Le singe de la Grand-Place de Mons

Le singe de la Grand-Place de Mons

Il existe une polémique autour de l’origine et de la signification du petit singe de la Grand-Place de Mons. Les Montois en ont fait leur fétiche et viennent parfois le caresser de la main gauche, comme le veut la tradition.

On fait le plus souvent de ce petit animal curieux, assis en se tenant le bas du dos, un de ces piloris où étaient exhibés les détenus coupables de délits honteux ou les femmes de mauvaise vie. Celui-ci aurait été réservé aux enfants. L’hypothèse est ingénieuse et amusante. Il aurait cependant fallu que l’on trouve trace d’un tel appareil dans les archives locales, ou tout au moins d’un pilori semblable ailleurs. Ce n’est hélas pas le cas.

Ceux qui n’étaient pas satisfaits de l’interprétation voulurent y voir le chef-d’œuvre de maîtrise d’un batteur de fer. D’autres avancèrent que l’animal accroupi avait servi d’enseigne à une boutique ou renseigné l’entrée d’un cabaret. Cependant, personne ne pensa à aller interroger le vrai spécialiste de la question, à savoir le symboliste. Celui-là était pourtant bien le seul à pouvoir être frappé par le geste particulier du singe. En effet, quand celui-ci se tient le dos d’une main, il est le très particulier emblème de saint Germain, évêque d’Auxerre.

La raison de cette singulière attribution repose sur un jeu de mots dont on trouve déjà une mention vers 1270, avec le sceau de Gui de Munois, prieur de la célèbre abbaye bourguignonne. Le singe accroupi, qui se gratte à l’endroit prévu, entre les étoiles, est un rébus comme on aimait à en construire au Moyen Âge. Il signifie :

SINGE – AIR – MAIN – DOS – SERRE

Ou, comme vous l’avez deviné :

SAINT GERMAIN D’AUXERRE

La place de Mons au début du 19e siècle

Que peut donc bien faire cet Auxerrois à Mons ? L’explication est simple : il fut le patron de la ville jusqu’à ce que Waudru vienne le détrôner au seizième siècle.

La capitale du Hainaut n’était d’ailleurs pas la seule dans le cas puisque Huy possède aussi une paroisse Saint-Germain. Le singe à la main dans le dos y soutenait, au fameux porche du Bethléem, la statue du saint évêque en question.

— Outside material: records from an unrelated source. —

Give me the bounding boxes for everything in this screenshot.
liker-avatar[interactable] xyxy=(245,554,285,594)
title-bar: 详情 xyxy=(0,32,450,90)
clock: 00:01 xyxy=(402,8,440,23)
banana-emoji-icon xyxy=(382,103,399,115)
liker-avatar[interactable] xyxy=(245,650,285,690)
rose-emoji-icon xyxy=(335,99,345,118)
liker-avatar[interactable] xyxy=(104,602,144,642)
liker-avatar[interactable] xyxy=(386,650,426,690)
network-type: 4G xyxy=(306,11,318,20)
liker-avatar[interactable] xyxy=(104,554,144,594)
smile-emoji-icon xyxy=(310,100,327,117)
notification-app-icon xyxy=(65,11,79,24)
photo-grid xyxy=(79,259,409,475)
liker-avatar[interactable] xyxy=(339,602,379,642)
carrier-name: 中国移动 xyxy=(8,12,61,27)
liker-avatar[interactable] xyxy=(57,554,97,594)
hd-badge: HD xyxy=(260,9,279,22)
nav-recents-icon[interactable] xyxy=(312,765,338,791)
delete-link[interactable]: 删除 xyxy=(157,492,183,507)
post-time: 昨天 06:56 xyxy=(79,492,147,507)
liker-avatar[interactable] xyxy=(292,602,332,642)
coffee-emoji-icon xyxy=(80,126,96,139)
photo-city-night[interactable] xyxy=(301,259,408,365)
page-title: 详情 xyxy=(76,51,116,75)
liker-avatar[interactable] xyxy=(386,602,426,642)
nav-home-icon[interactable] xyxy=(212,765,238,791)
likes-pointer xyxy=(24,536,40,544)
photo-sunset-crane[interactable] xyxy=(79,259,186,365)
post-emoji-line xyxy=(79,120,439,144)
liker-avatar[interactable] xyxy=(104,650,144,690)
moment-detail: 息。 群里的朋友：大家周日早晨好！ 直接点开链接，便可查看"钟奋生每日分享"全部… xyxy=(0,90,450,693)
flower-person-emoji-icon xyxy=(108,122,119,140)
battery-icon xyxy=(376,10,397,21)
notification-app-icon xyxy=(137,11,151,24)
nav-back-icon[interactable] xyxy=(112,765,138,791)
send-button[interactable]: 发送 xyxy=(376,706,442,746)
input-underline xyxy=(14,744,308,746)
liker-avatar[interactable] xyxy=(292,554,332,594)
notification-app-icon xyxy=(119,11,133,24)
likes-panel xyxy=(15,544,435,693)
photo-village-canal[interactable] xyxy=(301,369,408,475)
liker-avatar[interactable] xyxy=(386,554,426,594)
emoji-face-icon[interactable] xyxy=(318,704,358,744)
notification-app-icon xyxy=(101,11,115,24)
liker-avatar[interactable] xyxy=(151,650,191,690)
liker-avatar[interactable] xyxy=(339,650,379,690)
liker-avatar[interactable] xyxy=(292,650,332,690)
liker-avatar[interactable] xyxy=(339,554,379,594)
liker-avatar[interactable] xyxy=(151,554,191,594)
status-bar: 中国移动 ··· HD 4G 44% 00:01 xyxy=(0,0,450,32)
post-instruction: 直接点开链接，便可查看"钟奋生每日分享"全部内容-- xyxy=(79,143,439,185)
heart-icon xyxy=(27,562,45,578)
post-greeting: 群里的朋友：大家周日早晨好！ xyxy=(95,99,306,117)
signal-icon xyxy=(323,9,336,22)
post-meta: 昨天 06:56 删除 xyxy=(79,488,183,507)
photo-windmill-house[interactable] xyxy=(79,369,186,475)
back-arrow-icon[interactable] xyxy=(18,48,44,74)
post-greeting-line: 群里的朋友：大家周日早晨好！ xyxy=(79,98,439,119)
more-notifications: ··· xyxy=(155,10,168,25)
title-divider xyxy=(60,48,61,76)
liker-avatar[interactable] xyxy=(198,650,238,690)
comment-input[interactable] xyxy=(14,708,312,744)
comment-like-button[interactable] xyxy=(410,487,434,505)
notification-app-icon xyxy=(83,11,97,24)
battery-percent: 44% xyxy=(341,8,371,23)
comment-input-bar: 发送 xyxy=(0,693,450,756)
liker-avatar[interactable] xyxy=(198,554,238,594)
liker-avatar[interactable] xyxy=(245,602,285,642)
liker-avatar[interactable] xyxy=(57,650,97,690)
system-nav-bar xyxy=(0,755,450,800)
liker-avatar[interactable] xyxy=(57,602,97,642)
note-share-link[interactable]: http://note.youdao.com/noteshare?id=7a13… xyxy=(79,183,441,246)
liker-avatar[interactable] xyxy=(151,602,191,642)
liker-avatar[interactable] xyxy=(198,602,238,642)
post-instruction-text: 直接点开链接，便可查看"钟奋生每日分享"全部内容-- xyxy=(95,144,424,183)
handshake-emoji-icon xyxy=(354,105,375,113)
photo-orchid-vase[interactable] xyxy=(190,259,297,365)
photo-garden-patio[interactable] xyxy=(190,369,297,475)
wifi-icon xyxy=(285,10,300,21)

S’il est logique que les Montois invoquent leur saint patron en caressant l’occiput de son compagnon, il l’est tout autant que notre singe à la main dans le dos possède ici la même valeur qu’à Auxerre ou à Huy.

Dans l’iconographie des cathédrales, le singe représente celui qui, imitant son maître, demeure incapable de lui ressembler. Il incarne donc le profane qui voudrait accéder à la connaissance sans passer par la voie de l’initiation et ne peut donc être qu’un apprenti-sorcier.

À Auxerre, la bête tourne le dos au chemin de pèlerinage vers Rome qui débute là. De la même manière et avec le même sens, la statue de l’âne qui vielle s’appuie l’échine contre la cathédrale de Chartres. Le savoir des cathédrales ou celui du pèlerin n’est pas à la portée du profane : ces choses sont réservées au seul initié. Or, dans sa muraille montoise, le singe de la Grand-Place était dos au mur d’une chapelle qui, dans le domaine de l’ésotérisme, a eu son importance. Ce sanctuaire dédié à saint Georges avait été celui du comte Guillaume IV de Hainaut pour qui Jean van Eyck peignit son célèbre Agneau Mystique.